Но сам Мильтон нарушил собственные принципы. Задание собрать безнадежные долги каким-то образом преобразилось в сватовство, и вместо денег он вернулся домой с Мэри, своей шестнадцатилетней женой. Брак оказался несчастливым как для мужа, так и для жены. Мэри считала, что мрачный Джон – зануда, а ему она казалась капризулей, характер которой был несовместим с его собственным. «Нет ничего странного в том, что многие из тех, кто прожил целомудренную жизнь, в некоторых вещах не слишком проницательны и слишком нетерпеливо спешат зажечь брачный факел», – писал он в свое оправдание[954].

Мэри оказалась настоящей неудачницей, потому что хоть ее мать и сестра жили вместе с ней и Мильтоном, она скончалась, рожая четвертого ребенка. Тем временем у Мильтона резко ухудшалось зрение, его дочери глумились над ним так же жестоко, как и мать Мэри. Домашнее существование превратилось для него в муку мученическую. Девочки воровали деньги, отложенные на домашние расходы, и продавали его книги до тех пор, пока он не отправил их учиться ремеслу кружевниц. Он вновь женился, но не прошло и года, как его вторая жена тоже умерла. Именно в этот мучительный период Мильтон пытался писать «Потерянный рай».

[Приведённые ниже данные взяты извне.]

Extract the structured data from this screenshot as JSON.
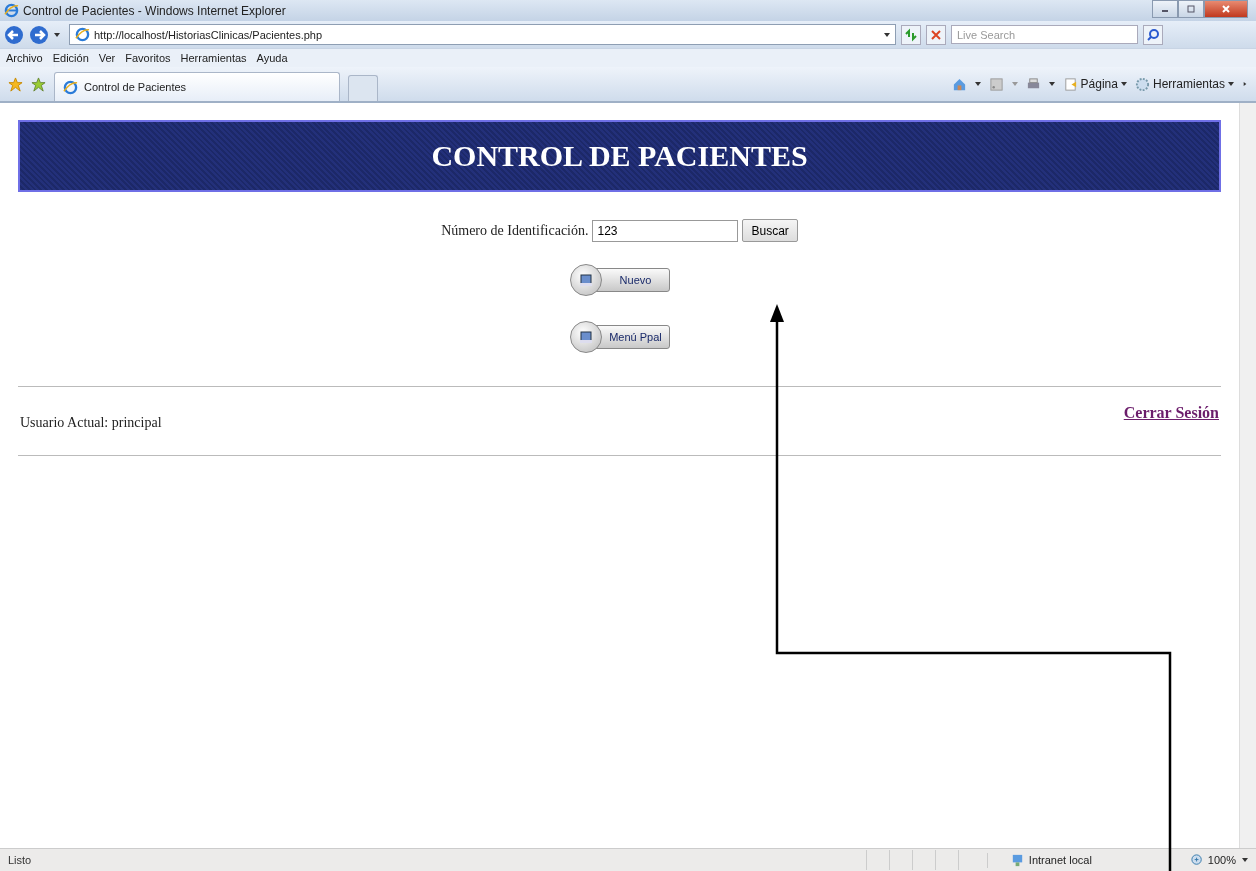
{
  "window": {
    "title": "Control de Pacientes - Windows Internet Explorer"
  },
  "address_bar": {
    "url": "http://localhost/HistoriasClinicas/Pacientes.php"
  },
  "search_box": {
    "placeholder": "Live Search"
  },
  "menu_bar": [
    "Archivo",
    "Edición",
    "Ver",
    "Favoritos",
    "Herramientas",
    "Ayuda"
  ],
  "tabs": [
    {
      "label": "Control de Pacientes",
      "selected": true
    }
  ],
  "command_bar": {
    "page_label": "Página",
    "tools_label": "Herramientas"
  },
  "page": {
    "banner": "CONTROL DE PACIENTES",
    "id_label": "Número de Identificación.",
    "id_value": "123",
    "search_button": "Buscar",
    "buttons": [
      "Nuevo",
      "Menú Ppal"
    ],
    "user_text": "Usuario Actual: principal",
    "logout_link": "Cerrar Sesión"
  },
  "status_bar": {
    "text": "Listo",
    "zone": "Intranet local",
    "zoom": "100%"
  }
}
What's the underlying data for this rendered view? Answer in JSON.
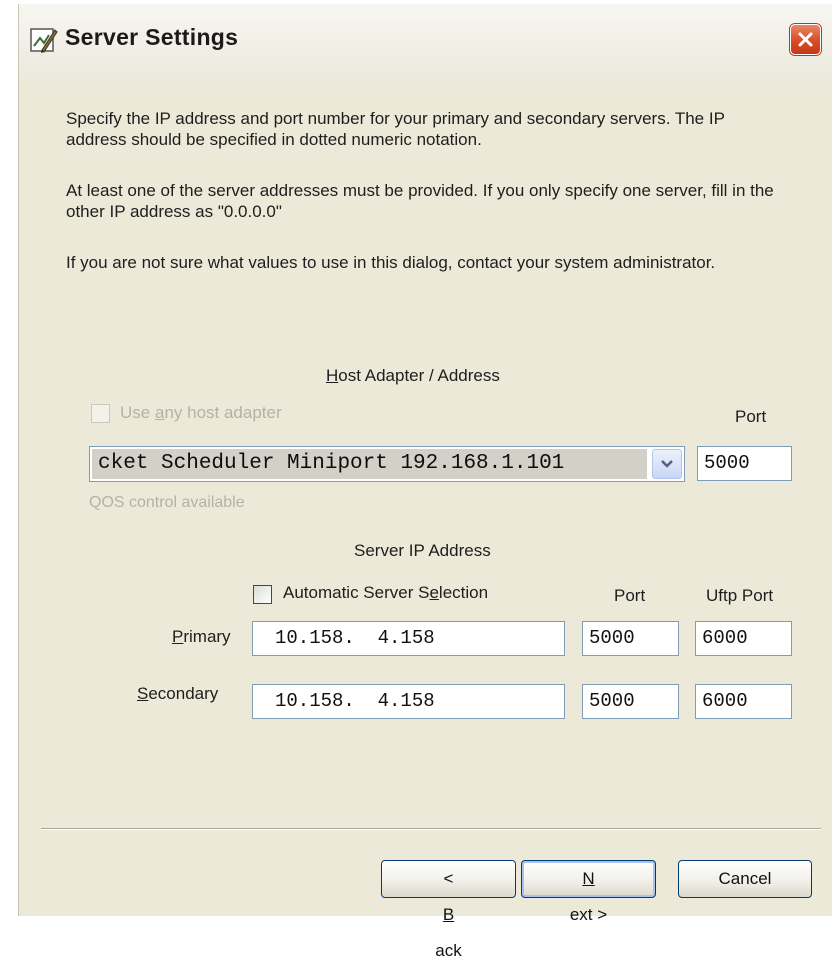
{
  "window": {
    "title": "Server Settings"
  },
  "instructions": {
    "p1": "Specify the IP address and port number for your primary and secondary servers. The IP address should be specified in dotted numeric notation.",
    "p2": "At least one of the server addresses must be provided. If you only specify one server, fill in the other IP address as \"0.0.0.0\"",
    "p3": "If you are not sure what values to use in this dialog, contact your system administrator."
  },
  "host_adapter": {
    "heading_mnemonic": "H",
    "heading_rest": "ost Adapter / Address",
    "use_any_pre": "Use ",
    "use_any_mnemonic": "a",
    "use_any_post": "ny host adapter",
    "use_any_checked": false,
    "port_label": "Port",
    "selected_adapter": "cket Scheduler Miniport 192.168.1.101",
    "port_value": "5000",
    "qos_label": "QOS control available"
  },
  "server_ip": {
    "heading": "Server IP Address",
    "auto_pre": "Automatic Server S",
    "auto_mnemonic": "e",
    "auto_post": "lection",
    "auto_checked": false,
    "port_col": "Port",
    "uftp_col": "Uftp Port",
    "primary": {
      "label_mnemonic": "P",
      "label_rest": "rimary",
      "ip": "10.158.  4.158",
      "port": "5000",
      "uftp_port": "6000"
    },
    "secondary": {
      "label_mnemonic": "S",
      "label_rest": "econdary",
      "ip": "10.158.  4.158",
      "port": "5000",
      "uftp_port": "6000"
    }
  },
  "buttons": {
    "back_pre": "< ",
    "back_mnemonic": "B",
    "back_post": "ack",
    "next_mnemonic": "N",
    "next_post": "ext >",
    "cancel": "Cancel"
  },
  "icons": {
    "title": "wizard-pen-icon",
    "close": "close-icon",
    "dropdown": "chevron-down-icon"
  },
  "colors": {
    "close_button": "#d94d26",
    "dialog_face": "#ece9d8",
    "field_border": "#7f9db9"
  }
}
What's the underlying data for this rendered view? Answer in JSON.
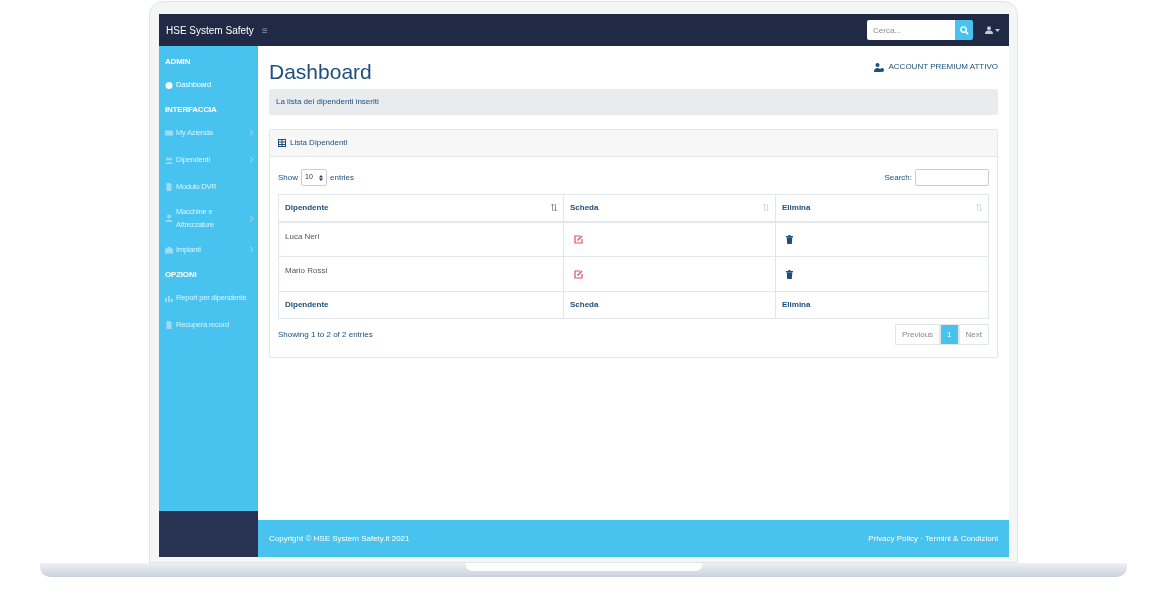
{
  "navbar": {
    "brand": "HSE System Safety",
    "menu_toggle": "≡",
    "search": {
      "placeholder": "Cerca..."
    }
  },
  "sidebar": {
    "sections": [
      {
        "heading": "ADMIN",
        "items": [
          {
            "label": "Dashboard",
            "selected": true,
            "submenu": false
          }
        ]
      },
      {
        "heading": "INTERFACCIA",
        "items": [
          {
            "label": "My Azienda",
            "selected": false,
            "submenu": true
          },
          {
            "label": "Dipendenti",
            "selected": false,
            "submenu": true
          },
          {
            "label": "Modulo DVR",
            "selected": false,
            "submenu": false
          },
          {
            "label": "Macchine e Attrezzature",
            "selected": false,
            "submenu": true
          },
          {
            "label": "Impianti",
            "selected": false,
            "submenu": true
          }
        ]
      },
      {
        "heading": "OPZIONI",
        "items": [
          {
            "label": "Report per dipendente",
            "selected": false,
            "submenu": false
          },
          {
            "label": "Recupera record",
            "selected": false,
            "submenu": false
          }
        ]
      }
    ]
  },
  "page": {
    "title": "Dashboard",
    "account_badge": "ACCOUNT PREMIUM ATTIVO",
    "breadcrumb": "La lista dei dipendenti inseriti"
  },
  "card": {
    "title": "Lista Dipendenti",
    "length_label_before": "Show",
    "length_value": "10",
    "length_label_after": "entries",
    "search_label": "Search:",
    "columns": [
      {
        "label": "Dipendente",
        "sorted": true
      },
      {
        "label": "Scheda",
        "sorted": false
      },
      {
        "label": "Elimina",
        "sorted": false
      }
    ],
    "rows": [
      {
        "name": "Luca Neri"
      },
      {
        "name": "Mario Rossi"
      }
    ],
    "footer_columns": [
      "Dipendente",
      "Scheda",
      "Elimina"
    ],
    "info": "Showing 1 to 2 of 2 entries",
    "pagination": [
      {
        "label": "Previous",
        "selected": false
      },
      {
        "label": "1",
        "selected": true
      },
      {
        "label": "Next",
        "selected": false
      }
    ]
  },
  "footer": {
    "copyright": "Copyright © HSE System Safety.it 2021",
    "links": "Privacy Policy · Termini & Condizioni"
  }
}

В 1663 г. один из друзей, с пониманием относившийся к положению Мильтона, познакомил его с третьей женой – Элизабет Миншулл. Она была гораздо моложе мужа и заботилась о нем до самой его смерти в 1674 г., обеспечивая ему спокойствие и стабильность, необходимые, чтобы завершить работу над «Потерянным раем». Поэма была опубликована в 1667 г. Его личная жизнь, особенно три брака, служила постоянным упреком в измене отстаиваемым им ценностям, и это не могло не отражаться в его поэзии.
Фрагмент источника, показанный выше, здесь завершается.